Na verdade, o Direito Internacional Geral, o D. I. Convencional, o Direito interno de muitos Estados Ocidentais, já previam e já executaram sanções a pessoas singulares sancionadas pela prática de actos ilícitos, ou a quem foram impostas obrigações de ressarcimento ou de perda de bens ou produtos da prática desses ilícitos. De que os casos de crime de branqueamento de capitais são exemplo maior e de fácil enquadramento. São conhecidos os congelamentos de bens, estamos habituados às disputas jurídicas desenvolvidas pelos titulares dos bens congelados, bem como aos processos penais, cíveis ou administrativos que dão como provada a existência de um “ilícito” que é pressuposto das “perdas”.

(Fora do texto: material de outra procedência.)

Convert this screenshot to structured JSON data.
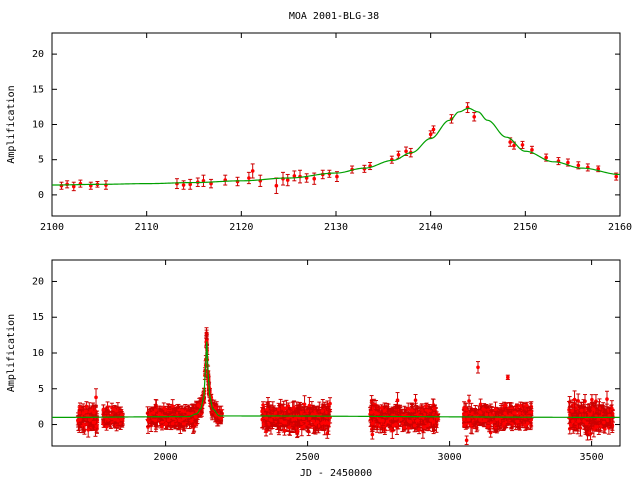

Com o que os sistemas normativos nunca tinham sido confrontados é, porém, a situação muito específica da Guerra da Ucrânia: em que o sancionado é um Estado soberano, sujeito de direito internacional público por excelência, dotado de imunidades e prerrogativas jurídicas e judiciais que nenhum Estado aceita perder; e em que os bens alvo da sanção de “congelamento” gozam de igual imunidade. O grande desafio, que trará mais uma evolução jurídica global, é mesmo este: discutir as imunidades e prerrogativas dos Estados nestas circunstâncias; aquilatar da necessidade da Sentença Judicial final para a declaração de perda dos bens ou não; aceitar, contra todos os princípios (ou criar mecanismo que permita aceitar), a transmutação dos bens, instrumentos e produto (da meramente alegada e eventual prática de ilícito), em capital ressarcitório do Estado lesado. E é da mais embrenhada reflexão sobre todos estes problemas fundamentais, que agora desenvolvemos, que nascerá um novo capítulo da ordem jurídica mundial.

Nota: O autor escreve ao abrigo do antigo acordo ortográfico.